CMAS(クマス)世界水中連盟の役割と国際ライセンス制度を分かりやすく解説

CMAS_diver_thumbnail ダイビングの知識

CMAS(世界水中連盟)は、ダイビングを中心とした水中活動における国際的な権威として広く知られています。

本記事では、そんなCMASの全体像からライセンス制度、競技活動、環境保全の取り組みまでを徹底解説します。世界各国で活動を展開するCMASは、その認証制度や教育カリキュラムの厳格さと信頼性において高い評価を受けています。
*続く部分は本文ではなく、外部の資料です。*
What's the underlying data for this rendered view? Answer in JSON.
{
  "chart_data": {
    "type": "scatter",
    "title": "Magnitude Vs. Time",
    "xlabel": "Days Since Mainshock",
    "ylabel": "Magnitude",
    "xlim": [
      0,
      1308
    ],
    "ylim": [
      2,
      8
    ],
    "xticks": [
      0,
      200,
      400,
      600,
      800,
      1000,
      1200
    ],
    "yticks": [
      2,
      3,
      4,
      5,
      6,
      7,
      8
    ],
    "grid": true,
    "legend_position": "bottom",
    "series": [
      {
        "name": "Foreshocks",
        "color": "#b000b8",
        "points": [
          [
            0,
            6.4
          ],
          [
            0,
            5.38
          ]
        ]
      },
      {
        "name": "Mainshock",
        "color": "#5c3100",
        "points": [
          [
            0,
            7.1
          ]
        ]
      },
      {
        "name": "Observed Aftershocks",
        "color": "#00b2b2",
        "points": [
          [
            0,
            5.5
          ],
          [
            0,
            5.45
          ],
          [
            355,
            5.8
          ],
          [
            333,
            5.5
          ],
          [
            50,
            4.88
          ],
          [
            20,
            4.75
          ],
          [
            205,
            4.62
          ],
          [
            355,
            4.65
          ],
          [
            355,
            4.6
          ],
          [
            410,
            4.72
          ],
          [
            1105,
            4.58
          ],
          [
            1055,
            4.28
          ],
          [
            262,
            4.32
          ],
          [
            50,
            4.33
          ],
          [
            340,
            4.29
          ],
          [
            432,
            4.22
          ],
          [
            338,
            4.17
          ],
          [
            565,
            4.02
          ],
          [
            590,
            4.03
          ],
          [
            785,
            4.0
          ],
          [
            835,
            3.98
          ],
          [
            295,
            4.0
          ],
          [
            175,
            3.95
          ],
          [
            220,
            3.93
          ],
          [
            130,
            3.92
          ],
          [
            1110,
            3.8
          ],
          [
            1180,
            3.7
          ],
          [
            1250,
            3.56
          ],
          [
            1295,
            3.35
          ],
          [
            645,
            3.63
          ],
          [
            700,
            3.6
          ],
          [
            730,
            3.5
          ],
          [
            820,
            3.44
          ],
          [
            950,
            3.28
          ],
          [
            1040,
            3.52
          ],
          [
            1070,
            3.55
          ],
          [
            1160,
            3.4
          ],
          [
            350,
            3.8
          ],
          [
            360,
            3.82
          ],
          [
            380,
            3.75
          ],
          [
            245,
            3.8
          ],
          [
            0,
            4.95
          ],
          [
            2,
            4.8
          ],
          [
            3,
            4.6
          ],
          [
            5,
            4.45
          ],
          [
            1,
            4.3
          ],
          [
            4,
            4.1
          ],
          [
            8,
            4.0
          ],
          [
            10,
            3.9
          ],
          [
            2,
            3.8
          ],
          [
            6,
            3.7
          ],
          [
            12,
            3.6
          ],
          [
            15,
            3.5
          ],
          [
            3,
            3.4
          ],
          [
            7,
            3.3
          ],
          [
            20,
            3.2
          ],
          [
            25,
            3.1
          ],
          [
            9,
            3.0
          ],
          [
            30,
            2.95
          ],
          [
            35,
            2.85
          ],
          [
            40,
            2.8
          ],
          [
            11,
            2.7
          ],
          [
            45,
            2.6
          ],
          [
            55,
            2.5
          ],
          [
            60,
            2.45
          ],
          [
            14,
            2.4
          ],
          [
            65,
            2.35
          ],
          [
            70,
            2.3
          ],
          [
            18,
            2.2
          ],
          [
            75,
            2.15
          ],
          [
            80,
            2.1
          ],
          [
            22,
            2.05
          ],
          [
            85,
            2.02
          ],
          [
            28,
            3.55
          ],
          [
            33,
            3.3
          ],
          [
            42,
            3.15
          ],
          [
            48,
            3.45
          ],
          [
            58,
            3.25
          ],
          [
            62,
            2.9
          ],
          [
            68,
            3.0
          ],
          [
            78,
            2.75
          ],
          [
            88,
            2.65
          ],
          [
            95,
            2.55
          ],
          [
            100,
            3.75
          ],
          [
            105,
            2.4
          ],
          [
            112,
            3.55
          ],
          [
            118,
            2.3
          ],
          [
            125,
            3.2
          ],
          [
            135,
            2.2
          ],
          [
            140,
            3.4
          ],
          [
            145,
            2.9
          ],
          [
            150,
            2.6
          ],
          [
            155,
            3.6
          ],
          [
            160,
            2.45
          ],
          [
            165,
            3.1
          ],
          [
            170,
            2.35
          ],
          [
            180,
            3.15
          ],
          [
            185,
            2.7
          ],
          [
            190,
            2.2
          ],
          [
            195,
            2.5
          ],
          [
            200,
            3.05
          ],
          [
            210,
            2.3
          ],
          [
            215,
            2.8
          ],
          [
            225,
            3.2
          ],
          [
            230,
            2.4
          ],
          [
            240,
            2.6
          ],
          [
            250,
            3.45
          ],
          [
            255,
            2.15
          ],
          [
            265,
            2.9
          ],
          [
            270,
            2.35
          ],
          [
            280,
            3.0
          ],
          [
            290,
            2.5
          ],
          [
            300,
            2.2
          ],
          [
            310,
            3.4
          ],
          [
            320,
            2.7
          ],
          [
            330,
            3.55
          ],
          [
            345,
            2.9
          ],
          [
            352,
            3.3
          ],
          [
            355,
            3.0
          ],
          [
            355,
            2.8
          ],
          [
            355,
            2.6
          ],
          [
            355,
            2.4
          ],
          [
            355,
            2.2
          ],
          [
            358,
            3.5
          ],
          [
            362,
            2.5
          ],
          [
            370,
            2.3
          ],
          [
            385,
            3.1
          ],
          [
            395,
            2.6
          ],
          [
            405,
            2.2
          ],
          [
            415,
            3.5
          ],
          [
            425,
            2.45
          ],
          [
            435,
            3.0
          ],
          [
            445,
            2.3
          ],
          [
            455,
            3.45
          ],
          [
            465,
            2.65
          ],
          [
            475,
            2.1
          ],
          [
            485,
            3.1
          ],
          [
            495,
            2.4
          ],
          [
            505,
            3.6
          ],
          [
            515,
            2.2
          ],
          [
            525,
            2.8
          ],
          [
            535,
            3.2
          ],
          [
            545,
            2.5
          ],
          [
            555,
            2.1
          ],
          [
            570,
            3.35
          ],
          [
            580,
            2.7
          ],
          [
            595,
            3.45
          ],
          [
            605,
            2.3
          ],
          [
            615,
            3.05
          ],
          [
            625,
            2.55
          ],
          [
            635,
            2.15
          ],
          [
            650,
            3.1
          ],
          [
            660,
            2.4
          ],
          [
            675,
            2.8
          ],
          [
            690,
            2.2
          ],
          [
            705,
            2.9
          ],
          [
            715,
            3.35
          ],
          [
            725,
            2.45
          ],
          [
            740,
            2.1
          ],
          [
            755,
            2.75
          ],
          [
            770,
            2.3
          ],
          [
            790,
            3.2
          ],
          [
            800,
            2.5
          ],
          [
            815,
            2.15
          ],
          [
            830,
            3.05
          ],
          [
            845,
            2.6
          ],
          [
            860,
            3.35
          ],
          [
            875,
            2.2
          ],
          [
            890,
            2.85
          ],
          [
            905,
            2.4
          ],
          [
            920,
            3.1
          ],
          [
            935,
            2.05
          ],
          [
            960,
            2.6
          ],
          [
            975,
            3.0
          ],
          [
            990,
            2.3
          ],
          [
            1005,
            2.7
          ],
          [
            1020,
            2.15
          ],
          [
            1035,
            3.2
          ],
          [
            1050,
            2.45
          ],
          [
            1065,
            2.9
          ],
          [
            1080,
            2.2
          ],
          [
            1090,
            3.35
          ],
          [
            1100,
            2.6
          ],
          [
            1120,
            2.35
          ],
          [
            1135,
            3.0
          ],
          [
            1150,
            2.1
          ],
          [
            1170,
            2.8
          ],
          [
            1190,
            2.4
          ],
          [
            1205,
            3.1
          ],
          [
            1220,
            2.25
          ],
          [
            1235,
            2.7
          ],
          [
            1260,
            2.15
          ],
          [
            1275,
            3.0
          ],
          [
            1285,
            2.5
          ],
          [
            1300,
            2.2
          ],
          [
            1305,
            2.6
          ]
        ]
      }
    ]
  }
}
この記事を読むことで、以下のような疑問や興味にしっかりと答えることができます:

  • CMASはどんな組織? 他の団体と何が違うの?
  • どのようなライセンス制度があるのか?
  • 水中競技やイベントにはどんな種類があるのか?
  • 日本国内ではどういう活動をしているのか?
  • 海洋保護やサステナブルな取り組みは?

このように、CMASは単なるライセンス発行団体ではなく、世界中の水中活動の標準を築いてきた存在です。これからダイビングを学びたい方はもちろん、すでに経験者でより高いステージを目指す方にも、本記事は非常に有益な情報源となるでしょう。

CMASとは何か?その歴史と役割

CMAS(Confédération Mondiale des Activités Subaquatiques/世界水中連盟)は、1959年に設立された水中活動の国際的なNGOであり、ダイビングや水中競技、科学調査、環境保全などにおいて世界的な標準を構築してきた重要な組織です。本部はイタリア・ローマにあり、世界130か国以上の加盟団体と連携して国際的な活動を展開しています。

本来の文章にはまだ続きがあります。